Бальдини очнулся, подавил свое раздражение — нельзя же отказывать умирающему в исполнении предсмертной просьбы — и ответил: — Есть три таких способа, сын мой: enfleurage a chaud, enfleurage a froid and enfleurage a l'huile . Они во многом превосходят дистилляцию, и их используют для получения самых тонких ароматов: жасмина, розы и апельсинового цвета.
— Где? — спросил Гренуй.
— На юге, — ответил Бальдини. — Прежде всего в городе Грасе.
— Хорошо, — сказал Гренуй.
И с этими словами он закрыл глаза. Бальдини медленно поднялся. Он собрал свои листки для записей, на которых не было написано ни строчки, и задул свечу. На улице уже рассвело. Бальдини еле держался на ногах от усталости. Надо было позвать священника, подумал он. Потом машинально перекрестился и вышел.
Гренуй, однако, не умер. Он только очень крепко спал, погрузившись в грезы и втягивая в себя назад свои соки. Волдыри на его коже уже начали подсыхать, гнойные кратеры затягиваться пленкой, язвы закрываться. Через неделю он выздоровел.
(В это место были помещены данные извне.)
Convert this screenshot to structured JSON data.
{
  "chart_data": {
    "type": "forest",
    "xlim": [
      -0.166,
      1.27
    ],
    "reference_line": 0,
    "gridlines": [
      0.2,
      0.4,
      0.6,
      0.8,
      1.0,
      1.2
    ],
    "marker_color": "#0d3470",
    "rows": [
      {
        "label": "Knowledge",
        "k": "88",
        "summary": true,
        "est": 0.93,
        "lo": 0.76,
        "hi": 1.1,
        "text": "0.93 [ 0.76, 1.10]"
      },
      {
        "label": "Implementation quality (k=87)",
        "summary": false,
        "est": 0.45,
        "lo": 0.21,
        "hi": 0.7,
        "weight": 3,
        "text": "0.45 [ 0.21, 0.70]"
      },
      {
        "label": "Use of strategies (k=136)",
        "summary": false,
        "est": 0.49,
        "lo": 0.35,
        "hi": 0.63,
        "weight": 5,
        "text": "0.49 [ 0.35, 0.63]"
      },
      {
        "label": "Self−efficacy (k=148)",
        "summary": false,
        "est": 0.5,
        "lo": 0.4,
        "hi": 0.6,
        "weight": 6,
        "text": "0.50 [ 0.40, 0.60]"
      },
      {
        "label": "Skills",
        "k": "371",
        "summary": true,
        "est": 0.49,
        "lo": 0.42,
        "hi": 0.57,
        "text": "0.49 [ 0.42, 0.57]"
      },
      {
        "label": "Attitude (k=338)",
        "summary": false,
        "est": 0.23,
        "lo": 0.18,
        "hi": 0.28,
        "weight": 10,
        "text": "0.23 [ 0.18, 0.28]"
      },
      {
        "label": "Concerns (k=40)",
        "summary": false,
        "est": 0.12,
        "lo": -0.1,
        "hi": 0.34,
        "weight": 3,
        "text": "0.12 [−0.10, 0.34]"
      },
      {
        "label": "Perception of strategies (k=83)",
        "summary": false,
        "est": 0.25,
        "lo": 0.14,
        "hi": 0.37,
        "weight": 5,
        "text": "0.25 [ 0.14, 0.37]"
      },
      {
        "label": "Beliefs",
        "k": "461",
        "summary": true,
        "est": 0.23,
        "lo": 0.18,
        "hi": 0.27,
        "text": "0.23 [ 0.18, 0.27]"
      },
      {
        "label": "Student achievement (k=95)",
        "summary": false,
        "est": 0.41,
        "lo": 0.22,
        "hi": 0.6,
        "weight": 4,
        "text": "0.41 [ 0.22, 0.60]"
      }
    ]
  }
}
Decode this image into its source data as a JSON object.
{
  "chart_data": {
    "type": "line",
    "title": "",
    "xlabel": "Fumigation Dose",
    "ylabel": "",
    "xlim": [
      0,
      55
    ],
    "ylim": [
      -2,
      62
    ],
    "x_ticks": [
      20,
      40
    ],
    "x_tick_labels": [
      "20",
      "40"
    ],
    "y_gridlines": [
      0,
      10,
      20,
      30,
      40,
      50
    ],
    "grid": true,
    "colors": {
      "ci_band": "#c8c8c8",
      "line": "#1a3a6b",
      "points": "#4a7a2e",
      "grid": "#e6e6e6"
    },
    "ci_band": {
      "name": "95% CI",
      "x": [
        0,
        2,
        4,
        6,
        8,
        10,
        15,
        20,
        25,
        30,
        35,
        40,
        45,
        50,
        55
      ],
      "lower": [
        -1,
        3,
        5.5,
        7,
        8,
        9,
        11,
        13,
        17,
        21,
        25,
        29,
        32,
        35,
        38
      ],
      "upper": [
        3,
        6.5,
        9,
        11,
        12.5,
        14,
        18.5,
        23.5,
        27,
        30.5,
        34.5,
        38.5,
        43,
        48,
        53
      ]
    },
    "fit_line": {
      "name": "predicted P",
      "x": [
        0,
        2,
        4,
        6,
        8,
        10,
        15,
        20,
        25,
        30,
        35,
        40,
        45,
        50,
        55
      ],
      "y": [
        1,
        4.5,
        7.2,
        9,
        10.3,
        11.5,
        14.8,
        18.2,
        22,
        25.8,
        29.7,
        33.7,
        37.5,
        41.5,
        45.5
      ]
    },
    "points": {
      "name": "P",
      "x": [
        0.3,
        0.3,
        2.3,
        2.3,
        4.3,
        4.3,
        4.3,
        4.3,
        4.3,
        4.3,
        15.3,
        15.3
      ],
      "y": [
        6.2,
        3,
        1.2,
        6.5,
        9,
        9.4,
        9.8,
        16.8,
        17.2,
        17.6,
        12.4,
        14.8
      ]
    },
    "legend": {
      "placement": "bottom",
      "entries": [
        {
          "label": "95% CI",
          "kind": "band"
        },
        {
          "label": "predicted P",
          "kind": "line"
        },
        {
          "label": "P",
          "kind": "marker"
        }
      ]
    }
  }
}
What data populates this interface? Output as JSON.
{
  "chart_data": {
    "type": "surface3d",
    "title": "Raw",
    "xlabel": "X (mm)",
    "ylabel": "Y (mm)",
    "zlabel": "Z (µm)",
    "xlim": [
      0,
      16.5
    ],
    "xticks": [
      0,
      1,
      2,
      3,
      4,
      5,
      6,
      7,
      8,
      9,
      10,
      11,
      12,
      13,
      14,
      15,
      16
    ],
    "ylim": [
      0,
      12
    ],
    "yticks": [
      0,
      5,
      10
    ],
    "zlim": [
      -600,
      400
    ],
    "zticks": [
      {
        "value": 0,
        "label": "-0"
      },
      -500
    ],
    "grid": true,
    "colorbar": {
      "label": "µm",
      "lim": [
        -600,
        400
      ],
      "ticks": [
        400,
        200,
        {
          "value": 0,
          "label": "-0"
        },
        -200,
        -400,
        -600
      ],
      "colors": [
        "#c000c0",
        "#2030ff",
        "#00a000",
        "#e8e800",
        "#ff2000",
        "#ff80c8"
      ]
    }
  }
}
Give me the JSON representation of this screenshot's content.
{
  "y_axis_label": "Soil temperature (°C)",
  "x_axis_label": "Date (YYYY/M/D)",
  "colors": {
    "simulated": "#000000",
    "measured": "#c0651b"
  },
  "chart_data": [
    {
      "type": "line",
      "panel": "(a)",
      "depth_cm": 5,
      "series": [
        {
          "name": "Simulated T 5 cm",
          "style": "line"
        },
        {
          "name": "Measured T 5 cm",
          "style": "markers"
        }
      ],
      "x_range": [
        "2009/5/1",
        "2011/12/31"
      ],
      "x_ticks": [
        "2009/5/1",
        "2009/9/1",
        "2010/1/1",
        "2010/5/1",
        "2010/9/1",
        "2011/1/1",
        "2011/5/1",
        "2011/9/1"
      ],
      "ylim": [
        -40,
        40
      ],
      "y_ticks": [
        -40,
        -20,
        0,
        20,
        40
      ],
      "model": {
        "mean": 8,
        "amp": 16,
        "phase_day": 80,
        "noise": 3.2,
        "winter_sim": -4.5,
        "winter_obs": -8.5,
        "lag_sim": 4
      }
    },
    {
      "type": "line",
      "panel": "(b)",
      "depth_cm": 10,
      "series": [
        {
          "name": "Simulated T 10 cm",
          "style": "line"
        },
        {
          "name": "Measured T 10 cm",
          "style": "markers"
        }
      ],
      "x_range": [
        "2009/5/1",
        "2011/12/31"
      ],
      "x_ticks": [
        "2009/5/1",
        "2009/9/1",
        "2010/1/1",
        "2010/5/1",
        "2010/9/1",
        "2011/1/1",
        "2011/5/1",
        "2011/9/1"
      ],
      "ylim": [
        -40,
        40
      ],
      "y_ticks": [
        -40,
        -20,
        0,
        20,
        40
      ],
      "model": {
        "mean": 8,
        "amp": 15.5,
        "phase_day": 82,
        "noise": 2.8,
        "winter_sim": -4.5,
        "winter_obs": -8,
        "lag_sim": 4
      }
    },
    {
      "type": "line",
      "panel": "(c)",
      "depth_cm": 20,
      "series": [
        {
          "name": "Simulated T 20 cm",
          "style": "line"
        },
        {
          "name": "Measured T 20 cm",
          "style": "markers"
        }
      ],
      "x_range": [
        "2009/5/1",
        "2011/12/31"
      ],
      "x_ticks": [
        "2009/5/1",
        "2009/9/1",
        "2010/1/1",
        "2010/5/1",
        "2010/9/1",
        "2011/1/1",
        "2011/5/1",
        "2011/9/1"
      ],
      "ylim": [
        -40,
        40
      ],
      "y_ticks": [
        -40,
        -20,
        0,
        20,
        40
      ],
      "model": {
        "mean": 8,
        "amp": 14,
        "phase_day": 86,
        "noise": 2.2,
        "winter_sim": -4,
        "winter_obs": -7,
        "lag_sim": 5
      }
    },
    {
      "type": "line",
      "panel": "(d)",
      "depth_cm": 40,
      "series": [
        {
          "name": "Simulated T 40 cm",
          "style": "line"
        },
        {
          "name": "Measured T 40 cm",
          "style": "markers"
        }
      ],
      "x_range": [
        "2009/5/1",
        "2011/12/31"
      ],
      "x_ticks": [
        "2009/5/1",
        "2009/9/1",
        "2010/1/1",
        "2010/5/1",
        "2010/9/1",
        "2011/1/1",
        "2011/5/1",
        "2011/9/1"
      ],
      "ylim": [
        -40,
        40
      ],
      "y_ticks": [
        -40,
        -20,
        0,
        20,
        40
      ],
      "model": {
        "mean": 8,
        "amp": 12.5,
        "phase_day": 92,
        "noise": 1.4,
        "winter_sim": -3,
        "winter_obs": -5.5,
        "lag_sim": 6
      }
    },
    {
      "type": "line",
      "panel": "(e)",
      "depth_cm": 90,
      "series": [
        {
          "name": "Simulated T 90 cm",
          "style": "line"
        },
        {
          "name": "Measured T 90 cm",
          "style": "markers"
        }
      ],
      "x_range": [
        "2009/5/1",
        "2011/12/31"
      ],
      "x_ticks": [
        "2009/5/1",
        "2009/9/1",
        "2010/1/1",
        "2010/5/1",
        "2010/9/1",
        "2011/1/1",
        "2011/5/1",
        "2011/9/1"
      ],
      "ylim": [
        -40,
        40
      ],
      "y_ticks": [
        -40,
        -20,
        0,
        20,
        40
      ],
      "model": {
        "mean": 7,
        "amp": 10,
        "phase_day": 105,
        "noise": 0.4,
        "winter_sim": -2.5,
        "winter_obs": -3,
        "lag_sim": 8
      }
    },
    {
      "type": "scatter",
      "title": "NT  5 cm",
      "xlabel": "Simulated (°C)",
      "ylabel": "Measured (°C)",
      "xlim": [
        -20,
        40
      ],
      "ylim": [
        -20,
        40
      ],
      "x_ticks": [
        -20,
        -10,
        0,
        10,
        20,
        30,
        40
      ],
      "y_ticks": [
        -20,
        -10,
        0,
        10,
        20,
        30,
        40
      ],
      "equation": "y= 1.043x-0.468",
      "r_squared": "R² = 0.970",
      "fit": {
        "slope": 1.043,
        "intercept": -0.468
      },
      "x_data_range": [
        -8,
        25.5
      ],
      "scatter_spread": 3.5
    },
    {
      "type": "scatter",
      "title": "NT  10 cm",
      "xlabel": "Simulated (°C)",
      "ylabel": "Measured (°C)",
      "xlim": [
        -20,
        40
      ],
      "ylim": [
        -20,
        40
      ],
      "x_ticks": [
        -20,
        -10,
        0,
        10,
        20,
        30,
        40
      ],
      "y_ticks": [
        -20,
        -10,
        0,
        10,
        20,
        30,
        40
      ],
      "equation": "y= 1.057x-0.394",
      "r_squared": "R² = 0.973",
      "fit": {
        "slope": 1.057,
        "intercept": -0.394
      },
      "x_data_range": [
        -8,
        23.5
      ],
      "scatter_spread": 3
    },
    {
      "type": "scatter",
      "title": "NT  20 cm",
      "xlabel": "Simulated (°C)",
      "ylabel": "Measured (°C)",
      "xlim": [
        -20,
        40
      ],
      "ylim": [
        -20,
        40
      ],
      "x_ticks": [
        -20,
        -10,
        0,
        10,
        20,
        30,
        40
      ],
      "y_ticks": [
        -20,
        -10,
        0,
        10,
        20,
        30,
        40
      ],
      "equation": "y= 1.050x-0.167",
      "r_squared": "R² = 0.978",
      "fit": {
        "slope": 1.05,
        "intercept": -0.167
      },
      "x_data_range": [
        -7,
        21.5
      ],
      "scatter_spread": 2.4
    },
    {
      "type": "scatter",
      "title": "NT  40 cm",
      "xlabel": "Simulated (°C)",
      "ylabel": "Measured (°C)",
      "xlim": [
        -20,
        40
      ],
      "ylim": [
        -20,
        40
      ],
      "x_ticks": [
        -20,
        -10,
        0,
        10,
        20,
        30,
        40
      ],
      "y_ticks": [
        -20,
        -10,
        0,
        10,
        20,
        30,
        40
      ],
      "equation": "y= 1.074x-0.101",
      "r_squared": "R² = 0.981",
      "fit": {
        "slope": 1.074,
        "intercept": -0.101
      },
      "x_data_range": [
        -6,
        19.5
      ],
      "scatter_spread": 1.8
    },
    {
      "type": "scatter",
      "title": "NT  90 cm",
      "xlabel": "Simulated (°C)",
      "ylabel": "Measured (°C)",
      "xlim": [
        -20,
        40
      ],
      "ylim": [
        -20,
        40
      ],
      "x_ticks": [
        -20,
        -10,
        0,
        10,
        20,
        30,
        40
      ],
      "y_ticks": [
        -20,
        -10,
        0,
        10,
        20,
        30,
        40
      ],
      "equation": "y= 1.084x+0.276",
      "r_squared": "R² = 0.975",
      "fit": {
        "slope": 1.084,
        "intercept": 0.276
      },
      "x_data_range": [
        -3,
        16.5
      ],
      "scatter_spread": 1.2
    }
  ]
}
Больше всего ему хотелось бы уехать на юг, туда, где можно изучить новые технические приемы, о которых рассказал старик. Но об этом, конечно, не стоило и мечтать. Ведь он всего лишь ученик, то есть никто. Строго говоря, объяснил ему Бальдини, преодолев первый приступ радости по поводу воскресения Гренуя, строго говоря, он был даже меньше, чем ничто, ибо порядочный ученик должен иметь безупречное происхождение, а именно состоящих в законном браке родителей, родственников в сословии и договор с мастером об обучении. А Гренуй ничем таким не обладал. И если он, Бальдини, все-таки соглашается помочь ему в один прекрасный день стать подмастерьем, то сделает это лишь при условии безупречного поведения Гренуя в будущем и из снисхождения к его незаурядному дарованию. Хотя он, Бальдини, часто страдал из-за своей бесконечной доброты, которую не в силах был превозмочь.
Разумеется, чтобы выполнить обещание, его доброте потребовался изрядный срок — а именно целых три года. За это время Бальдини с помощью Гренуя осуществил свои возвышенные грезы. Он основал мануфактуру в Сент-Антуанском предместье, пробился со своими изысканными духами в придворные парфюмеры, получил королевскую привилегию. Его тонкие благовония нашли сбыт повсюду, вплоть до Петербурга, до Палермо, до Копенгагена. Один сорт, с мускусным оттенком, шел нарасхват в Константинополе, а там и собственных ароматических изделий, видит Бог, хватало. В элегантных конторах лондонского Сити запах бальдиниевых духов держался так же стойко, как и при пармском дворе, варшавский Замок пропитался ими так же, как и усадьба графа фон унд цур Липпе-Детмольда. Семидесятилетний Бальдини, смирившийся было с перспективой провести свою старость в горькой нищете под Мессиной возвысился до положения бесспорно величайшего парфюмера Европы и одного из самых богатых буржуа в Париже.
В начале 1756 года — к тому времени он обставил еще один дом, рядом со старым на мосту Менял, предназначив его только для жилья, потому что старый буквально до чердака был битком набит ароматическими веществами и специями, — он сообщил Греную, что теперь согласен отпустить его, впрочем, при трех условиях: во-первых, тот не имел права ни изготовлять никаких духов, возникших под кровом Бальдини, ни передавать их формул третьим лицам; во-вторых, он должен покинуть Париж и не возвращаться туда, пока жив Бальдини; и, в-третьих, он должен хранить абсолютное молчание о двух первых условиях. Пусть он поклянется в этом всеми святыми, бедной душой своей матери и собственной честью.